Concatenation of instance features horizontally using concatenate (cat) and axis=0 or hstack
Let’s say we have the first 2 features for a given instance in one array, and its subsequent 3 features in another array and we wish to put them together.
a_f1 = np.array([1, 2])
a_f2 = np.array([3, 4, 5])
We effectively want to expand the 0th dimension (features) and so can use concatenate
with `axis=0
np.concatenate((a_f1, a_f2))
The output is an array of shape (5,)
.
array([1, 2, 3, 4, 5])
Alternatively, we can use numpy’s hstack
to carry out the horizontal concatenation.
np.hstack((a_f1, a_f2))
We get the same output as with did with concatenate
.
array([1, 2, 3, 4, 5])
Stacking of instances vertically using stack and axis=0
Now, let’s say we have 2 arrays, each corresponding to one instance, and we wish to form one array containing the two rows. In this case, an instance could be the representation of an RGB 2x3 image and thus each array is of shape 3x2x3.

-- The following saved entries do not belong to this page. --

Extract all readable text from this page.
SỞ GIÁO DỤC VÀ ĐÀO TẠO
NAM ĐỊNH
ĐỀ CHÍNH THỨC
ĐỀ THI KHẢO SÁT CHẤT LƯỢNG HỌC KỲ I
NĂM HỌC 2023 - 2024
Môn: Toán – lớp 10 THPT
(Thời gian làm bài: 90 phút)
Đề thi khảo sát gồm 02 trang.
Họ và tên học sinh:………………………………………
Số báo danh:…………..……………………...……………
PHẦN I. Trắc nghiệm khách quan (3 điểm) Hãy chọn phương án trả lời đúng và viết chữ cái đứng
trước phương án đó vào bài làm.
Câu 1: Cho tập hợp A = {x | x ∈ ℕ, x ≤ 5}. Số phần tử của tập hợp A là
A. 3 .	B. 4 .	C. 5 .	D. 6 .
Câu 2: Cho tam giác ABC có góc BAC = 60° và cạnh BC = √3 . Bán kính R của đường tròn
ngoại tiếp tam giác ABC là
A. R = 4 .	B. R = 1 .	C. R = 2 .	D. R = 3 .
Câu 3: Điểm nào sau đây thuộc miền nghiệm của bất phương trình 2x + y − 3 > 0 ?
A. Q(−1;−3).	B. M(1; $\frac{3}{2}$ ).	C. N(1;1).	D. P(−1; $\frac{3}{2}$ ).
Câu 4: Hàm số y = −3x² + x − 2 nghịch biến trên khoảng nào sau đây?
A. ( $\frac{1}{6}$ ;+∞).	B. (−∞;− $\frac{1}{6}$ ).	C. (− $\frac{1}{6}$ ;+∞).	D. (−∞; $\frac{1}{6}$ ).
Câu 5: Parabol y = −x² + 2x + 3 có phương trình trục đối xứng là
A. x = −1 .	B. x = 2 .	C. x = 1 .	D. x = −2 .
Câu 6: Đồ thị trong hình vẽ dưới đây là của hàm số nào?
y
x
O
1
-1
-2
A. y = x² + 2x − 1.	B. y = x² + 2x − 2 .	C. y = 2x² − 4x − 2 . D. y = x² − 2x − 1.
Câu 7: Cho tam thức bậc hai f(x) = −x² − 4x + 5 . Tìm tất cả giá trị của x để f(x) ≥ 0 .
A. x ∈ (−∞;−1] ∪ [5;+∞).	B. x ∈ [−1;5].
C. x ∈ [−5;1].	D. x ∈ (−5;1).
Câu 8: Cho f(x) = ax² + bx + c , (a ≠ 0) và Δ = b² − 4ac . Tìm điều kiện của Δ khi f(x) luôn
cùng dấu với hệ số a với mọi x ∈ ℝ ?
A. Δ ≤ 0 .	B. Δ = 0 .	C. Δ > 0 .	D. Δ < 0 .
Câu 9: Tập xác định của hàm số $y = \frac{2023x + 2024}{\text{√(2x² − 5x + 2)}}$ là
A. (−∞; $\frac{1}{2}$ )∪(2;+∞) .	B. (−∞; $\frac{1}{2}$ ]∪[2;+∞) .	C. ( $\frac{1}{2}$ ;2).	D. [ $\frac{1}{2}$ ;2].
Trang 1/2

a_chw1 = np.array([[[ 1, 2, 3],
[ 4, 5, 6]],
[[ 7, 8, 9],
[10, 11, 12]],
[[13, 14, 15],
[16, 17, 18]]
])
a_chw2 = np.array([[[19, 20, 21],
[22, 23, 24]],
[[25, 26, 27],
[28, 29, 30]],
[[31, 32, 33],
[34, 35, 36]]
])
To form the array containing the 2 images, we need to insert a new 0th dimension at the front corresponding to the number of images. To achieve this, we can use stack
with axis=0
, since we’re introducing a new 0th dimension along which to stack the images. The stack
function could be called in any of the listed approaches below.
a_chw3 = np.stack((a_chw1, a_chw2), axis=0)
a_chw3 = np.stack((a_chw1, a_chw2), 0)
a_chw3 = np.stack((a_chw1, a_chw2))
a_chw3
The output is the expected array of shape number of images (2) x channels (3) x rows (2) x columns (3).
array([[[[ 1, 2, 3],
[ 4, 5, 6]],
[[ 7, 8, 9],
[10, 11, 12]],
[[13, 14, 15],
[16, 17, 18]]],
[[[19, 20, 21],
[22, 23, 24]],
[[25, 26, 27],
[28, 29, 30]],
[[31, 32, 33],
[34, 35, 36]]]])
We can carry out the same type of transformation using pytorch’s stack
.
torch.stack((tensor(a_chw1), tensor(a_chw2)), 0)
The output is:
tensor([[[[ 1, 2, 3],
[ 4, 5, 6]],
[[ 7, 8, 9],
[10, 11, 12]],
[[13, 14, 15],
[16, 17, 18]]],
[[[19, 20, 21],
[22, 23, 24]],
[[25, 26, 27],
[28, 29, 30]],
[[31, 32, 33],
[34, 35, 36]]]])
Note that this stacking of instances (using stack
) requires that the stacked arrays have the exact same shape so that they could be stacked together.